О том, какой я паршивый боец, я и думал, пока мы шли по этому коридору со звёздочками. Я точно понимал, что коридор – это ещё дворец, в сущности, а вот что будет дальше, даже вообразить тяжело. И мне ужасно хотелось стать сильным, быстрым и непобедимым для Яблони, а у меня были только крылья, и всё. А с ядом ничего не получалось. Может, дело в том, что у меня нет хвоста?

А что люди – подлые твари, это совершенно не новая мысль.

Пока я так размышлял, коридор вдруг резко кончился. Узорной кованой решёткой мне по пояс. А за решёткой была пропасть.

Мы вышли на балкон или галерею, которая шла по кругу – по кругу в совершенно невозможно громадном пещерном зале. Весь свод этого зала мерцал голубыми звёздочками, а глубоко внизу я увидел город, весь залитый мертвенным зеленоватым светом, как гнилушка.

Этот город был никак не меньше, чем Лаш-Хейрие, но даже самые высокие башни маячили где-то внизу и вдалеке, в этом мареве, будто мы на него с горы смотрели. И вниз вела далёкая лесенка, которая с того места, где мы стояли, казалась тонкой, как витой шнурок для флакончика с маслом.
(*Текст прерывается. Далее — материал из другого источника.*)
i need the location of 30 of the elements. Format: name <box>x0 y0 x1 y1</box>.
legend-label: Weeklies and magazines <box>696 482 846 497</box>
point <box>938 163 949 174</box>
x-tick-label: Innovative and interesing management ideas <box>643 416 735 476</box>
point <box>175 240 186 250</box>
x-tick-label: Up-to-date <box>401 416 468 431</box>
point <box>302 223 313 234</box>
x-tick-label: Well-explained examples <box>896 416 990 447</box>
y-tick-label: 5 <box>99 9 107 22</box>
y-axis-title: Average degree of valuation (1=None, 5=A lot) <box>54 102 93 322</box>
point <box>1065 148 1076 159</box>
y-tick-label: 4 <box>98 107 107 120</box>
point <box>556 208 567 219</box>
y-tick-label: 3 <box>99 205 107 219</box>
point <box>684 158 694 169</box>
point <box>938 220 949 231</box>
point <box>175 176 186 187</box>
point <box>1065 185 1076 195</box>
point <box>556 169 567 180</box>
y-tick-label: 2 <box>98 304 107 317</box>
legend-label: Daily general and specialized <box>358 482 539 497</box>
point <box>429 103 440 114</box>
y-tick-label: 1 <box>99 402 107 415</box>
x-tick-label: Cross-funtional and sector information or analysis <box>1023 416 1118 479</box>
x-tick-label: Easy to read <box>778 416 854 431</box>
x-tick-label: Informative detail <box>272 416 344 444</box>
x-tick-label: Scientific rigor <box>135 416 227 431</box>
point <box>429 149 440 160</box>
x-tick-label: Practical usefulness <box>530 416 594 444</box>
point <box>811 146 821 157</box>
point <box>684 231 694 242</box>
– Мы должны туда спуститься? – спросила Яблоня. – Да?

Голосок у неё был тревожный и напряжённый. Я подумал, что она уже устала.

– Хочешь, – спрашиваю, – возьму маленького господина?

Она мне улыбнулась, но младенчика только крепче прижала к себе.

– Нам надо спуститься, – сказал Хи. – Мы не будем заходить в город, мы пройдём по берегу Великой Серой Реки – и доберёмся до ворот, через которые нежить выходит в мир живых. Подобных ворот немало, но те, к которым мы направляемся, как раз выведут к горам Нежити.

– Ничего себе план! – фыркнула Молния. – А ты уверен, боец, что мы никого не встретим?

– Конечно, встретим, – ответил Хи таким тоном, будто ответ сам собой разумелся. – Я даже думаю, что нам придётся драться. Но в конце концов вы, живые, увидите свет мира живых. Я надеюсь.

Он надеется. Я тоже надеюсь, ага.

– Ой-я, – вздохнула Сейад. – Стара мать Сейад для таких дел, – и начала напевать.

Обычно я её песенки хорошо понимал: хотя она и коверкала язык на манер огнепоклонников, но все слова были простые и забавные. Но в этот раз я, хоть и прислушивался, не понял ничегошеньки, только увидел, как бляшка с Солнцем и Костром у неё на шее засветилась, да так ярко, будто на неё непонятно откуда солнечный лучик упал.

Сейад протянула сумку Пчёлке; Пчёлка заявила, что она уже и так много чего несёт, но Молния сделала такую гримасу, что только законченный болван начал бы спорить. Вот-вот медь потечёт. Пчёлка, я думаю, решила не рисковать – взяла у Сейад торбочку и повесила на плечо.

А Сейад мурлыкала и мурлыкала, и чем больше мурлыкала – тем больше белела. Будто её вместе с одеждой покрывала изморозь; только это была вовсе не изморозь на самом деле.

Шерсть, ага.

Седая такая, белёсая шерсть. Она росла прямо через рубаху – и сама Сейад росла и менялась. Через пять минут она вся покрылась шерстью и выросла до невозможности – и стала Белой Собакой, ростом никак не меньше телёнка. Очень пушистой, серебряной, светящейся, как зеркало в лунную ночь, – только нос и глаза чёрные. И зубы в пасти появились очень серьёзные – это несмотря на то, что мать Сейад вообще-то уже вполне беззубая старуха.